Mikhail Yudin

Personal information
- Full name: Mikhail Mikhailovich Yudin
- Date of birth: 18 January 1976
- Place of birth: Lipetsk, Russian SFSR
- Date of death: 22 March 2020 (aged 44)
- Height: 1.85 m (6 ft 1 in)
- Position(s): Defender/Midfielder

Senior career*
- Years: Team / Apps / (Gls)
- 1993–1998: FC Metallurg Lipetsk / 142 / (4)
- 1998: FC Oryol / 10 / (0)
- 1999: FC Saturn-2 Ramenskoye / 37 / (1)
- 2000–2001: FC Arsenal Tula / 63 / (3)
- 2002: FC Kuban Krasnodar / 17 / (0)
- 2003–2004: FC Metallurg Lipetsk / 28 / (0)
- 2004: FC Metallurg-Kuzbass Novokuznetsk / 2 / (0)
- 2005–2007: FC Metallurg Lipetsk / 71 / (1)
- 2008: FC Amur Blagoveshchensk / 24 / (0)
- 2009: FC Spartak Tambov / 27 / (2)
- 2010–2011: FC Metallurg Lipetsk / 24 / (0)

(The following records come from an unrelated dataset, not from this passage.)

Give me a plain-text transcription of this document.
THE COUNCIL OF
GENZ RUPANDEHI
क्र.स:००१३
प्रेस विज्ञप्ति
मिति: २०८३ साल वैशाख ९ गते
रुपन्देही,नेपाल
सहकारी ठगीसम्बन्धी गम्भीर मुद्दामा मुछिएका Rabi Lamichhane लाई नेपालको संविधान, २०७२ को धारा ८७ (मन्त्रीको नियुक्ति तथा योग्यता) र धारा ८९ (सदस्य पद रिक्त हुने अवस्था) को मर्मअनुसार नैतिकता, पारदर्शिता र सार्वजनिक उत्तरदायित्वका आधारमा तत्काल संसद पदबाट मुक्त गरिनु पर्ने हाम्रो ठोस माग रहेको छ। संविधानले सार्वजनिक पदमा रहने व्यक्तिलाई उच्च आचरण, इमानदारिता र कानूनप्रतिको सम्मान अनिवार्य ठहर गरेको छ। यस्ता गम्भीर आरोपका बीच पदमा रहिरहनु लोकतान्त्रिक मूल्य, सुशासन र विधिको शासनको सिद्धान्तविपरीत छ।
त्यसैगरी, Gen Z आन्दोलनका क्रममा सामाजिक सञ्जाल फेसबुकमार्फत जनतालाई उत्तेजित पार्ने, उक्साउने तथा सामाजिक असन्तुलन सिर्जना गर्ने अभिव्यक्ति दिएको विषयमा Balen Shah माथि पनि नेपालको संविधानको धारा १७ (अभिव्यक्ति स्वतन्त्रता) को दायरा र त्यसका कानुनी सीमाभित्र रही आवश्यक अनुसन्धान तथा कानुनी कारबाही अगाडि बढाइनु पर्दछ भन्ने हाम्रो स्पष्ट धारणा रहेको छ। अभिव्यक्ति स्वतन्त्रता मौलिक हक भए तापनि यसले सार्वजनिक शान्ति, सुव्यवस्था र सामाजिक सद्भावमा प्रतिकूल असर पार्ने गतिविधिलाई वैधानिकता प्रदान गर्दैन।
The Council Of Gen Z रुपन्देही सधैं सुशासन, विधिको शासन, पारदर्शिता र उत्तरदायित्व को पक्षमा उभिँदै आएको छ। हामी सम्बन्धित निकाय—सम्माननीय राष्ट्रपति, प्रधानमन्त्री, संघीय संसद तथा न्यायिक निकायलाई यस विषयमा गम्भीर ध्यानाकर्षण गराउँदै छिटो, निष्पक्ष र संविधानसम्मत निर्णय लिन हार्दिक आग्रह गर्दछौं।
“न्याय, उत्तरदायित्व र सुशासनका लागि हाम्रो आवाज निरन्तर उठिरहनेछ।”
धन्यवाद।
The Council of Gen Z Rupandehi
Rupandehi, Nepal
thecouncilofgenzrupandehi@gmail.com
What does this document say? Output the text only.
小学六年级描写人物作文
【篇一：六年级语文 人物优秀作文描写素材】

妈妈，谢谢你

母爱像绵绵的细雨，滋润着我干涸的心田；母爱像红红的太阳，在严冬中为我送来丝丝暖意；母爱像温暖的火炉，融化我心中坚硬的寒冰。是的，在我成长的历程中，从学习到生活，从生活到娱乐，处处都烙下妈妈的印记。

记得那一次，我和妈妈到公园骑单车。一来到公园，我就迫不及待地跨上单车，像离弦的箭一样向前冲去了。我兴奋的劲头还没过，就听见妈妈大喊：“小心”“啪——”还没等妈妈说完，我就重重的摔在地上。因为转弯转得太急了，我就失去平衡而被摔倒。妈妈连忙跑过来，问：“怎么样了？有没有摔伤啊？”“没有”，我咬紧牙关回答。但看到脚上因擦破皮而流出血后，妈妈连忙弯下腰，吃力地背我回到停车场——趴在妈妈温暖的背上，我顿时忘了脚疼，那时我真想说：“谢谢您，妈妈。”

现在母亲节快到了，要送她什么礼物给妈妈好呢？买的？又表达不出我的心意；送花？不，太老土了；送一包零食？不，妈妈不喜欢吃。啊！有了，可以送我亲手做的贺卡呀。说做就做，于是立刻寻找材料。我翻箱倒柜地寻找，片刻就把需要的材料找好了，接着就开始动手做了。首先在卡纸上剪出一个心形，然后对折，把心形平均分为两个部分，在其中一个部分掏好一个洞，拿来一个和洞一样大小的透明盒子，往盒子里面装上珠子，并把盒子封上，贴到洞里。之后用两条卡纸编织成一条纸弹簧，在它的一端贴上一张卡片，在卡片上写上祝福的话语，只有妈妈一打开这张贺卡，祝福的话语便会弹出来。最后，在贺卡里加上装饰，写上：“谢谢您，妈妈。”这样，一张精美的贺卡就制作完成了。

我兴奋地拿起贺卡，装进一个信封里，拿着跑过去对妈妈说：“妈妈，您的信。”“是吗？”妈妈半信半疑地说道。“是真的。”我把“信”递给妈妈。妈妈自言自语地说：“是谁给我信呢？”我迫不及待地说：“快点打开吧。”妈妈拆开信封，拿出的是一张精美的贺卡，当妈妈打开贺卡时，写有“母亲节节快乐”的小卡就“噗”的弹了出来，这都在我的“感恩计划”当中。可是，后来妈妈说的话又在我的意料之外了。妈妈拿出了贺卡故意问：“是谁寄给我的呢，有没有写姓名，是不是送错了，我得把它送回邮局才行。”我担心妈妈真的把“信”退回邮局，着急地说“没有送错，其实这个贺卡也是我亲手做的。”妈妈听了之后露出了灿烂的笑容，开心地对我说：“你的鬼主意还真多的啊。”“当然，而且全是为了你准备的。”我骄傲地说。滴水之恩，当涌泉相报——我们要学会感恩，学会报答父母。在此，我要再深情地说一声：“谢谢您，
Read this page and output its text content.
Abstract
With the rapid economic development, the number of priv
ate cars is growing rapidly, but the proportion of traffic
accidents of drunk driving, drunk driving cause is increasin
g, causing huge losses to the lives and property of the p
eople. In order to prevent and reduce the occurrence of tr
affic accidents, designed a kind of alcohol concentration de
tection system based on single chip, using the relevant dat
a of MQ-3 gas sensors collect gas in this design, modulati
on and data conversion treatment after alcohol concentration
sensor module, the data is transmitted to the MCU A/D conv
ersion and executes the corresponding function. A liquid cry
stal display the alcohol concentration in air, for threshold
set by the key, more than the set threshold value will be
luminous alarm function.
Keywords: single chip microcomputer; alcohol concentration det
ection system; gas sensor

= Mikhail Yudin (footballer) =

Russian footballer (1976–2020)

Mikhail Mikhailovich Yudin (Михаил Михайлович Юдин; 18 January 1976 – 22 March 2020) was a Russian professional football player.

==Club career==
He played 8 seasons in the Russian Football National League for 5 different clubs.